Tracy K Smith's
Life on Mars won the Pulitzer Prize for poetry this year. I know all the controversy surrounding the prize (and prizes in general). As a fiction writer, I do feel sure that they could have done better with the shortlist, and found a winner among all the wonderful (finished) books published this year (I could suggest a few...), nevertheless, I'm prepared to forgive the Pulitzer committee anything for choosing
this book: a book that unites an astronomical longing that I'm afraid has never left me since I was a child watching swirling galaxies at the Hayden Planetarium, with very human emotions like grief, loneliness, loss, and joy, and adds in a fun dose of kitsch, pop stars (one of whom I idolised for years when I was a teenage nerd), sci-fi, and streetwise current events. If I'd designed my ideal poetry read, I couldn't have described it better (and it is the terrain, to a certain extent, of
Repulsion Thrust). I've yet to fully sink my teeth into
Life on Mars, and of course a full review will follow, but for today, here's a little taste. The poem is titled "The Universe: Original Motion Picture Soundtrack", and note that little snap of a rhyme ending that hits you like a delicious wake-up smack in the face.
The first track still almost swings. High hat and snare, even
A few bars of sax the stratosphere will sing-out soon enough.

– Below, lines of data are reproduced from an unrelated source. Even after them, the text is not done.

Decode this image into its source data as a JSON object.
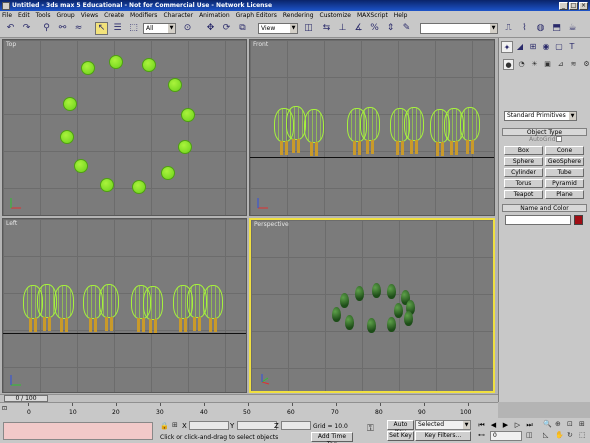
{
  "window": {
    "title": "Untitled - 3ds max 5 Educational - Not for Commercial Use - Network License"
  },
  "menu": [
    "File",
    "Edit",
    "Tools",
    "Group",
    "Views",
    "Create",
    "Modifiers",
    "Character",
    "Animation",
    "Graph Editors",
    "Rendering",
    "Customize",
    "MAXScript",
    "Help"
  ],
  "toolbar": {
    "selection_filter": "All",
    "reference_coord": "View"
  },
  "viewports": {
    "top": "Top",
    "front": "Front",
    "left": "Left",
    "perspective": "Perspective"
  },
  "command_panel": {
    "category": "Standard Primitives",
    "object_type_title": "Object Type",
    "autogrid_label": "AutoGrid",
    "buttons": [
      "Box",
      "Cone",
      "Sphere",
      "GeoSphere",
      "Cylinder",
      "Tube",
      "Torus",
      "Pyramid",
      "Teapot",
      "Plane"
    ],
    "name_color_title": "Name and Color",
    "color": "#a00d14"
  },
  "timeline": {
    "slider_label": "0 / 100",
    "ticks": [
      "0",
      "10",
      "20",
      "30",
      "40",
      "50",
      "60",
      "70",
      "80",
      "90",
      "100"
    ]
  },
  "status": {
    "prompt": "Click or click-and-drag to select objects",
    "x_label": "X",
    "y_label": "Y",
    "z_label": "Z",
    "grid": "Grid = 10.0",
    "add_time_tag": "Add Time Tag",
    "auto_key": "Auto Key",
    "set_key": "Set Key",
    "key_selection": "Selected",
    "key_filters": "Key Filters...",
    "current_frame": "0"
  }
}
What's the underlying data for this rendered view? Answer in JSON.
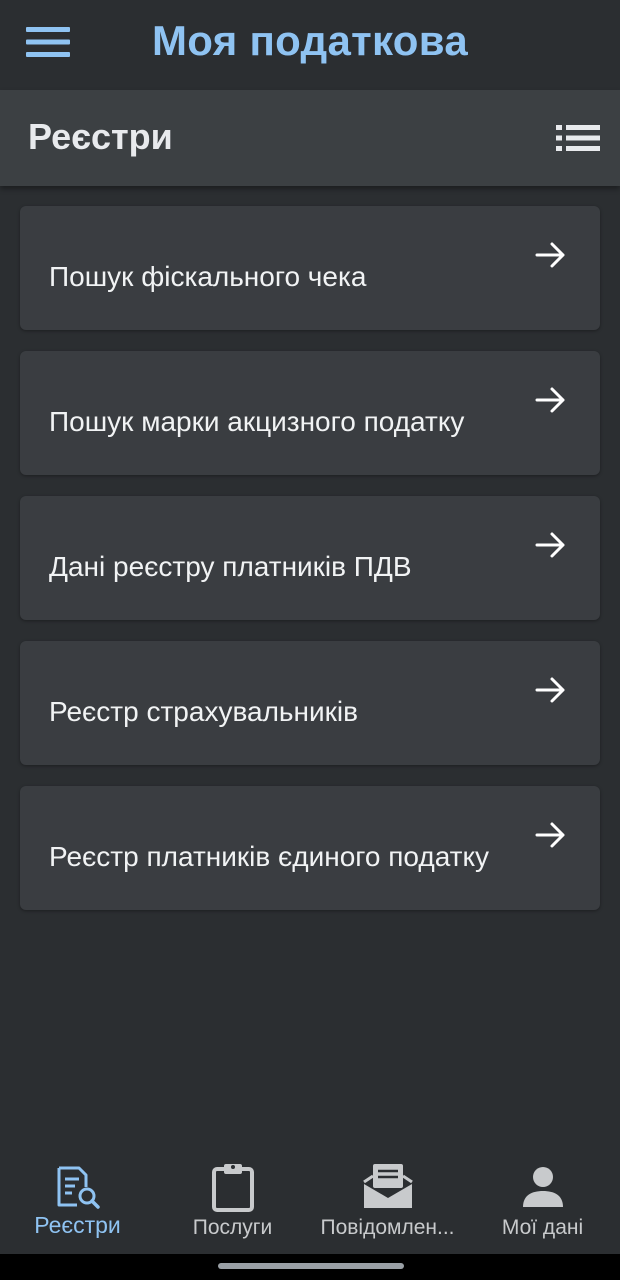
{
  "app": {
    "title": "Моя податкова",
    "accent_color": "#8fc3f2",
    "menu_icon": "hamburger-menu-icon"
  },
  "section": {
    "title": "Реєстри",
    "view_toggle_icon": "list-view-icon"
  },
  "cards": [
    {
      "label": "Пошук фіскального чека",
      "icon": "arrow-right-icon"
    },
    {
      "label": "Пошук марки акцизного податку",
      "icon": "arrow-right-icon"
    },
    {
      "label": "Дані реєстру платників ПДВ",
      "icon": "arrow-right-icon"
    },
    {
      "label": "Реєстр страхувальників",
      "icon": "arrow-right-icon"
    },
    {
      "label": "Реєстр платників єдиного податку",
      "icon": "arrow-right-icon"
    }
  ],
  "bottom_nav": {
    "items": [
      {
        "label": "Реєстри",
        "icon": "registry-search-icon",
        "active": true
      },
      {
        "label": "Послуги",
        "icon": "clipboard-icon",
        "active": false
      },
      {
        "label": "Повідомлен...",
        "icon": "mail-icon",
        "active": false
      },
      {
        "label": "Мої дані",
        "icon": "person-icon",
        "active": false
      }
    ]
  }
}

Synthesized strings. Then something like cellophane
Breaking in as if snagged to a shoe. Crinkle and drag. White noise,
Black noise. What must be voices bob up, then drop, like metal shavings
In molasses. So much for us. So much for the flags we bored
Into planets dry as chalk, for the tin cans we filled with fire
And rode like cowboys into all we tried to tame. Listen:
The dark we've only ever imagined now audible, thrumming,
Marbled with static like gristly meat. A chorus of engines churns.
Silence taunts: a dare. Everything that disappears
Disappears as if returning somewhere.